Ia khawatir, ia yang berjuang secara jantan
dan fair, tak akan menjadi prioritas
partainya. Ia merasa dikalahkan oleh orang yang tak paham apa-apa tentang
perjuangan.
“Tapi ini politik, Mas. Everything is fair in the love and war,” kata seorang teman. Ia masih
setia bersama perjuangan Mas Hanif.
“Jika memang begitu, apa nilai lebih dari partai
ini? Apalagi partai ini mengusung perjuangan dakwah, kok malah begitu mainnya?”
kata teman yang lain.
“Tapi, barangkali kekalahan itu perlu,” kata Mas Joko.
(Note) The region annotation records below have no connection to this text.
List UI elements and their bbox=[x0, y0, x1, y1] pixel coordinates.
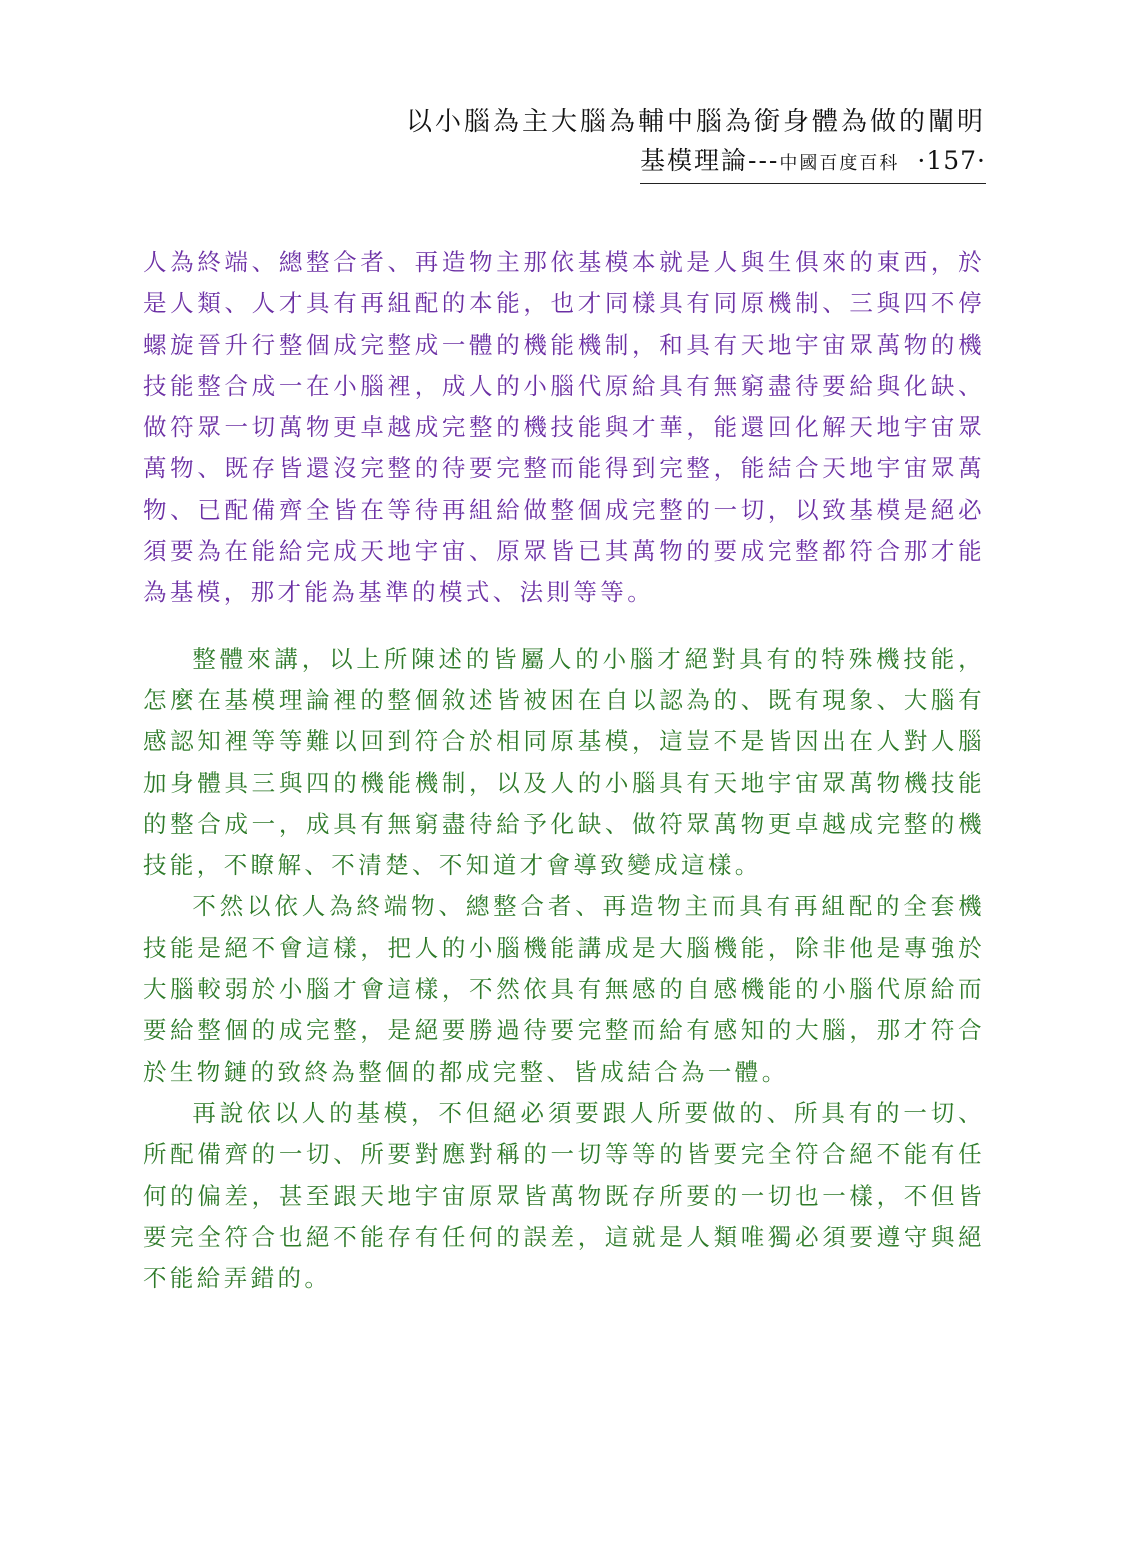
paragraph-2: 整體來講，以上所陳述的皆屬人的小腦才絕對具有的特殊機技能，怎麼在基模理論裡的整個敘述皆被困在自以認為的、既有現象、大腦有感認知裡等等難以回到符合於相同原基模，這豈不是皆因出在人對人腦加身體具三與四的機能機制，以及人的小腦具有天地宇宙眾萬物機技能的整合成一，成具有無窮盡待給予化缺、做符眾萬物更卓越成完整的機技能，不瞭解、不清楚、不知道才會導致變成這樣。 bbox=[143, 644, 985, 880]
page-header bbox=[406, 102, 986, 184]
paragraph-1: 人為終端、總整合者、再造物主那依基模本就是人與生俱來的東西，於是人類、人才具有再組配的本能，也才同樣具有同原機制、三與四不停螺旋晉升行整個成完整成一體的機能機制，和具有天地宇宙眾萬物的機技能整合成一在小腦裡，成人的小腦代原給具有無窮盡待要給與化缺、做符眾一切萬物更卓越成完整的機技能與才華，能還回化解天地宇宙眾萬物、既存皆還沒完整的待要完整而能得到完整，能結合天地宇宙眾萬物、已配備齊全皆在等待再組給做整個成完整的一切，以致基模是絕必須要為在能給完成天地宇宙、原眾皆已其萬物的要成完整都符合那才能為基模，那才能為基準的模式、法則等等。 bbox=[143, 248, 985, 607]
header-subtitle bbox=[640, 144, 986, 184]
body-text bbox=[143, 242, 985, 1299]
subtitle-source: 中國百度百科 bbox=[779, 153, 900, 174]
paragraph-4: 再說依以人的基模，不但絕必須要跟人所要做的、所具有的一切、所配備齊的一切、所要對應對稱的一切等等的皆要完全符合絕不能有任何的偏差，甚至跟天地宇宙原眾皆萬物既存所要的一切也一樣，不但皆要完全符合也絕不能存有任何的誤差，這就是人類唯獨必須要遵守與絕不能給弄錯的。 bbox=[143, 1098, 985, 1293]
page-number: ·157· bbox=[917, 146, 986, 175]
subtitle-main: 基模理論--- bbox=[640, 146, 780, 175]
paragraph-3: 不然以依人為終端物、總整合者、再造物主而具有再組配的全套機技能是絕不會這樣，把人的小腦機能講成是大腦機能，除非他是專強於大腦較弱於小腦才會這樣，不然依具有無感的自感機能的小腦代原給而要給整個的成完整，是絕要勝過待要完整而給有感知的大腦，那才符合於生物鏈的致終為整個的都成完整、皆成結合為一體。 bbox=[143, 892, 985, 1086]
header-title: 以小腦為主大腦為輔中腦為銜身體為做的闡明 bbox=[405, 107, 986, 137]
“Dari ini, kita bisa menyingkap hijab, mana orang-orang yang setia pada kita. Dan
mana orang-orang yang membelot – berkhianat,”
Mas Hanif nampak diam. Ia bimbang, sekaligus
gelisah. Bukan kekhawatiran tak mendapat ‘kursi’, melainkan partai yang sudah
ia besarkan itu, akan dihancurkan oleh kader-kader ‘berkanting tebal’.
Kemudian, Mas Arif yang masih mahasiswa S2, mengirim
sms pada kakaknya malam itu.
“Kalau pimpinan kepengurusan partai, punya wewenang
tidak dalam penetapan Caleg?” sms Mas Arif.
“Ya, mereka memiliki wewenang penuh,”
“Meski suara terbanyak, belum tentu partai
memutuskan ia yang ‘duduk’?”
“Ya,”
“Faidza
faroghta fanshob : setelah satu perjuangan telah selesai – waktunya, maka
lanjutkanlah perjuangan setelahnya. Idza wusida
al amru illa ghairihi ahlihi, fantadziri ashsha’ah, ketika suatu amanah tidak
dipegang oleh ia yang amanah, maka tunggulah kehancurannya,” Mas Arif
melanjutkan. “Maafkan aku, bukan maksud sok tahu. Darul mafasid muqaddamun jalbil masholih. Partai Mas itu belum
begitu banyak perolehan suaranya di kota kita. Jika yang mewakili adalah orang
dengan kapabilitas yang diragukan, maka akan berefek pada perolehan suara lima
tahun ke depan. Jika seorang kader partai ini yang ‘duduk’ hanya denga modal
janji tanpa perjuangan awal yang nyata dan dengan cara apapun yang penting dapat
jabatan, maka kepercayaan masyarakat pada partai ini akan semakin berkurang. Dan
slogan partai itu hanya sebatas slogan. Jika cara curang dalam mendapatkan
suara disebut ‘cara cantik’, maka kader yang jujur akan tersingkir kalau tidak
bermain ‘cantik’ di internal partai. Mudharatnya apa? Qiyas di atas bisa menjadi dasar, Mas bermain di internal partai. Mudharatnya adalah, si Caleg suara terbanyak akan tidak terima/stress, karena kursi yang sebelumnya ia mungkin dapatkan, hilang. Jika partai itu memang mengutamakan
jabatan, meski dengan cara buruk, mengapa Mas harus bertahan dalam partai?”
“Setuju. Aku lebih baik kalah dengan elegan,
daripada menang berjubah kehinaan. Sulitnya bertempur dalam medan ini adalah
demikian, dik. Terkadang jabatan menjadi begitu penting, baik sebagai jalan
perjuangan, atau hasrat ambisi pribadi. Lagipula, jika kemenangan didapat
dengan cara curang, apakah itu bisa disebut menang?”
Barangkali, itu yang dimaksud Mas Arif 'lolos' dari ranjau : kecurangan yang bodoh dikalahkan dengan kecurangan yang cerdas.